Declaro, de entrada, que no amo los viajes. Soy un tipo muy raro, sí. Lo reconozco. A más de un noventa por ciento del país le encanta viajar e ir de un sitio para otro; si puede ser, casi siempre al extranjero. A mis familiares, a mis conocidos, a los amigos más próximos que tengo, les hechiza recorrer paisajes exóticos, visitar monumentos de arcana e insólita belleza, pisar ciudades lejanas e increíbles a las que a mí nunca se me ocurriría acudir ni aunque alguien pagase mi desplazamiento. Quienes me conocen saben que es así: he perdido viajes, sin duda importantísimos para otras personas, a Guadalajara --México--, Cuba, o China, y he llegado a tener mala conciencia a posteriori por no haber aceptado varias invitaciones, para mí ciertamente nada tentadoras. Siento a veces que soy un desagradecido por no haber cumplido con las expectativas de algunas personas que aprecio y, en su día, intentaron obsequiarme con viajes muy enjundiosos que, quizá, rechacé debido a mi torpeza. Ya dije de entrada que soy un tipo extraño.

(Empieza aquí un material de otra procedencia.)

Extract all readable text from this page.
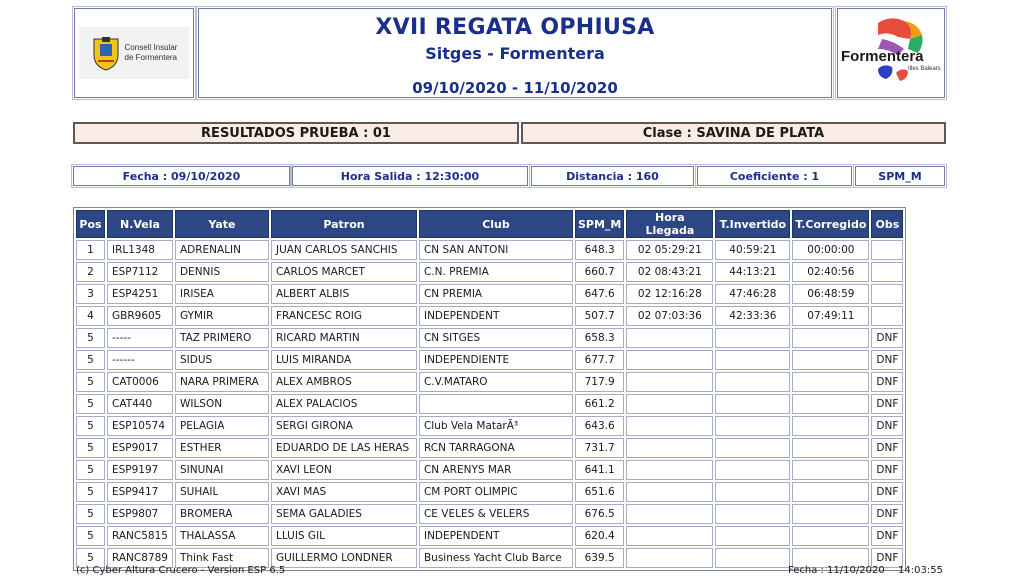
Consell Insular
de Formentera
XVII REGATA OPHIUSA
Sitges - Formentera
09/10/2020 - 11/10/2020
Formentera
Illes Balears
RESULTADOS PRUEBA : 01	Clase : SAVINA DE PLATA
Fecha : 09/10/2020	Hora Salida : 12:30:00	Distancia : 160	Coeficiente : 1	SPM_M
Pos	N.Vela	Yate	Patron	Club	SPM_M	Hora Llegada	T.Invertido	T.Corregido	Obs
1	IRL1348	ADRENALIN	JUAN CARLOS SANCHIS	CN SAN ANTONI	648.3	02 05:29:21	40:59:21	00:00:00	
2	ESP7112	DENNIS	CARLOS MARCET	C.N. PREMIA	660.7	02 08:43:21	44:13:21	02:40:56	
3	ESP4251	IRISEA	ALBERT ALBIS	CN PREMIA	647.6	02 12:16:28	47:46:28	06:48:59	
4	GBR9605	GYMIR	FRANCESC ROIG	INDEPENDENT	507.7	02 07:03:36	42:33:36	07:49:11	
5	-----	TAZ PRIMERO	RICARD MARTIN	CN SITGES	658.3				DNF
5	------	SIDUS	LUIS MIRANDA	INDEPENDIENTE	677.7				DNF
5	CAT0006	NARA PRIMERA	ALEX AMBROS	C.V.MATARO	717.9				DNF
5	CAT440	WILSON	ALEX PALACIOS		661.2				DNF
5	ESP10574	PELAGIA	SERGI GIRONA	Club Vela MatarÃ³	643.6				DNF
5	ESP9017	ESTHER	EDUARDO DE LAS HERAS	RCN TARRAGONA	731.7				DNF
5	ESP9197	SINUNAI	XAVI LEON	CN ARENYS MAR	641.1				DNF
5	ESP9417	SUHAIL	XAVI MAS	CM PORT OLIMPIC	651.6				DNF
5	ESP9807	BROMERA	SEMA GALADIES	CE VELES & VELERS	676.5				DNF
5	RANC5815	THALASSA	LLUIS GIL	INDEPENDENT	620.4				DNF
5	RANC8789	Think Fast	GUILLERMO LONDNER	Business Yacht Club Barce	639.5				DNF
(c) Cyber Altura Crucero - Version ESP 6.5	Fecha : 11/10/2020 14:03:55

Como rara excepción, sí es verdad que hace ahora un lustro realicé un viaje que no logré evitar, por cuestiones poéticas, a los Países Bálticos. Y he de reconocer, aunque me duela, que la experiencia fue grata y provechosa. No obstante, a pesar de que fue un viaje especial, no sabría decir si hoy lo repetiría. Al contrario de lo que le ocurre a todo el mundo, la citada experiencia --que duró apenas seis días-- no me hizo más culto, ni más libre o abierto de lo que era en esencia antes del viaje. Creo que la cultura y la sensibilidad acerca del arte, la música o las letras, no tiene tanto que ver con los viajes como con el carácter que cada cual posee. He visto llorar de emoción y conmoverse a un pastor de mi tierra ante un purpúreo atardecer o santiguarse mirando un arco iris, mientras gente muy culta, viajera e inteligente, en idénticas situaciones han preferido sencillamente mirar para otro lado. Los mejores lectores y escritores de poesía que he conocido los he visto en mi tierra: el viejo hortelano que acaricia con ternura la luz de un almendro en el amanecer de marzo o el fiel labrador que pasa conmovido ante un mar de centeno movido por la brisa con los ojos empañados por un velo de lágrimas. En esos pequeños gestos campesinos puede haber más poesía y sensibilidad que en alguien que ha recorrido medio mundo y lo ha hecho por moda o pura presunción, ya que el viajar hoy distingue y da prestigio a quienes lo hacen con singular frecuencia. Por eso un viaje no siempre ensancha los caminos polvorientos y profundos de nuestro corazón, ni expande tampoco las estancias de la mente, si previamente, antes de realizarlo, quien hace el desplazamiento a la ciudad de un país muy lejano o marcha de safari tiene cerrada la luz de sus entrañas y es un tipo insensible, ególatra y soberbio. Dirigentes de banco, políticos insignes, miembros del inhumano y gris Club Bilderberg, financieros corruptos, solemnes diplomáticos, o eminentes figuras de las élites económicas que manejan los hilos de nuestra sociedad, se pasan la vida viajando y, sin embargo, casi todos son zafios, vulgares y repelentes, pues no sienten empatía por los seres desvalidos y la cultura para ellos es pisotear la dignidad luminosa de los frágiles. De modo que ese concepto manoseado de que viajar nos hace más sensibles no siempre coincide con la realidad, como queda bien claro en lo expuesto anteriormente.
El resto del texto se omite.